Phishing and Other ScamsThe most recent attacks on our digital assets, passwords and data comes by way of social engineering. Criminals have found it is often easier to fool a person into giving their confidential details (passwords, logins, etc) away than hacking them technologically. The most widespread use of this technique currently is an approach called phishing.
Phishing traditionally involves an email from someone misrepresenting themselves as a representative of the organization they want to steal our information from. There can be an endless number of reasons given for why, but always the end request is for our login and password information. We are directed to a site that looks identical to the real one, but is actually setup by the hoaxer and when we enter our details he captures them for his own use.
For example, you receive in your inbox and email from TD Canada Trust that informs you they have had a breach of security and your account security may have been compromised. They ask you to please login and change your password to prevent unauthorized access. At the bottom of the email there is a helpful link provided: TD Canada Trust Login Page.
Go and take a look at the page pointed to in the link. You will find it looks identical to the real TD Canada Trust Login Page, but the URL shows that it is actually hosted on a private blog. I set the fake page up in less than 10 minutes to show you how easy it is to copy the look of a real website! If a phisher had setup the fake page, whenever you logged in, he would have immediate access to your real accounts.
An even more insidious scheme called tabjacking cuts the email out of the picture and is harder to identify. Learn what it is and see a proof of concept by Aza Raskin.
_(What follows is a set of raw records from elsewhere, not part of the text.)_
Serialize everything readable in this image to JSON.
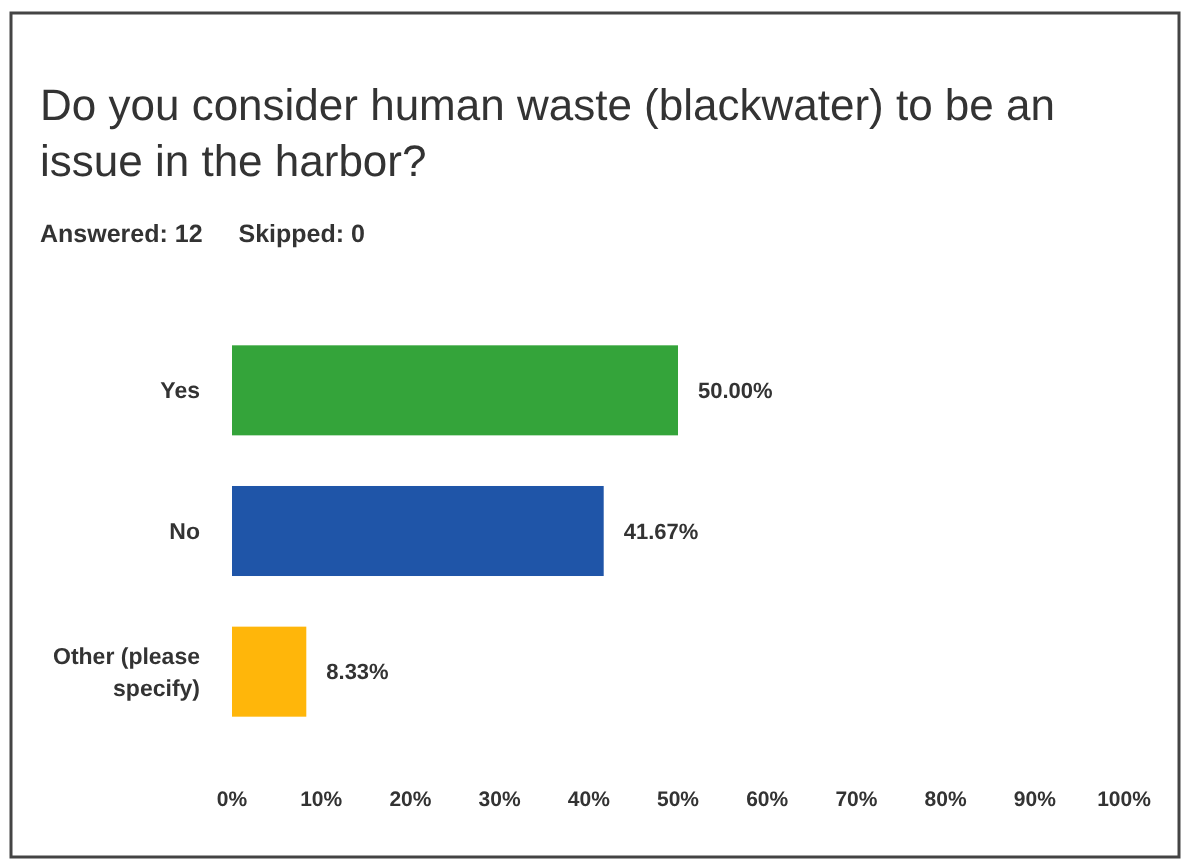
{
  "chart_data": {
    "type": "bar",
    "orientation": "horizontal",
    "title": "Do you consider human waste (blackwater) to be an issue in the harbor?",
    "annotations": [
      "Answered: 12",
      "Skipped: 0"
    ],
    "categories": [
      "Yes",
      "No",
      "Other (please specify)"
    ],
    "values": [
      50.0,
      41.67,
      8.33
    ],
    "colors": [
      "#34a43a",
      "#1f55a8",
      "#ffb60a"
    ],
    "value_labels": [
      "50.00%",
      "41.67%",
      "8.33%"
    ],
    "xlim": [
      0,
      100
    ],
    "xticks": [
      {
        "value": 0,
        "label": "0%"
      },
      {
        "value": 10,
        "label": "10%"
      },
      {
        "value": 20,
        "label": "20%"
      },
      {
        "value": 30,
        "label": "30%"
      },
      {
        "value": 40,
        "label": "40%"
      },
      {
        "value": 50,
        "label": "50%"
      },
      {
        "value": 60,
        "label": "60%"
      },
      {
        "value": 70,
        "label": "70%"
      },
      {
        "value": 80,
        "label": "80%"
      },
      {
        "value": 90,
        "label": "90%"
      },
      {
        "value": 100,
        "label": "100%"
      }
    ]
  }
}
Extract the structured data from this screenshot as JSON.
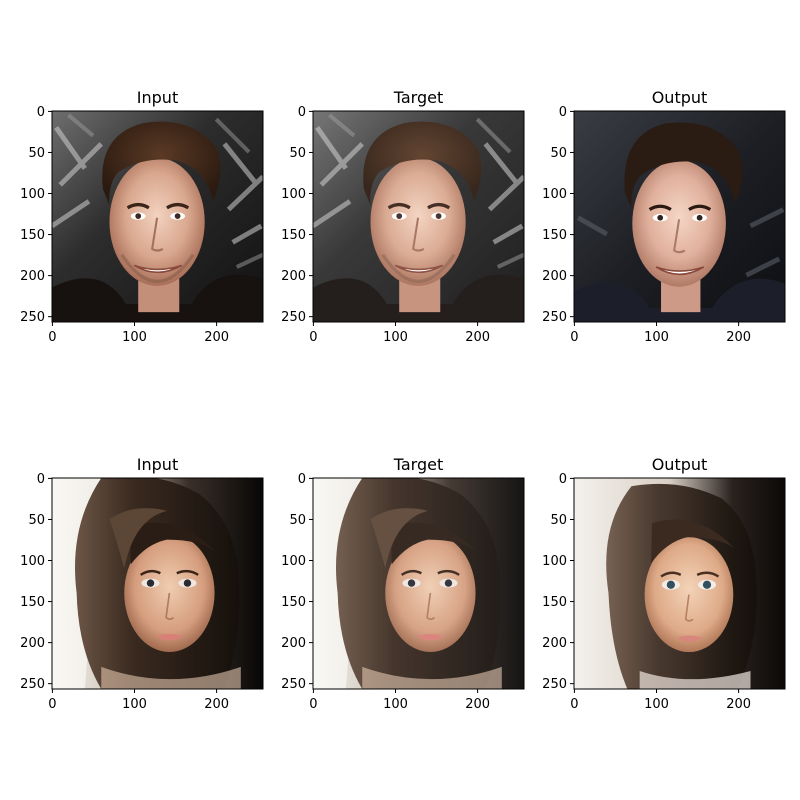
{
  "figure": {
    "panels": [
      {
        "title": "Input",
        "subject": "young man with brown tousled hair smiling, dark patterned background",
        "variant": "input"
      },
      {
        "title": "Target",
        "subject": "young man with brown tousled hair smiling, dark patterned background",
        "variant": "target"
      },
      {
        "title": "Output",
        "subject": "reconstructed young man face, smoother skin, darker background",
        "variant": "output"
      },
      {
        "title": "Input",
        "subject": "young woman with dark bob haircut and side bangs, bright window light at left",
        "variant": "input"
      },
      {
        "title": "Target",
        "subject": "young woman with dark bob haircut and side bangs, bright window light at left",
        "variant": "target"
      },
      {
        "title": "Output",
        "subject": "reconstructed young woman face, softer features, lighter background",
        "variant": "output"
      }
    ],
    "xticks": [
      "0",
      "100",
      "200"
    ],
    "yticks": [
      "0",
      "50",
      "100",
      "150",
      "200",
      "250"
    ]
  }
}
So how can we protect ourselves? Knowledge is by far the best weapon in this arena. Phishers prey on the unwary. So let’s educate ourselves. First, study and save for your reference the Phishing Flow Chart to understand what signs identify questionable emails. Second, test out the flow chart and your knowledge by taking the SonicWall Phishing & Spam IQ Test. You will need your results for this week’s learning activity.
AssignmentImplement 3 suggestions from Lesson 10 above. In a paragraph, tell us what you did, why you choose those suggestions to implement and any problems you had in doing so. In a second paragraph post your Phishing IQ Score and explain what fooled you in the quiz.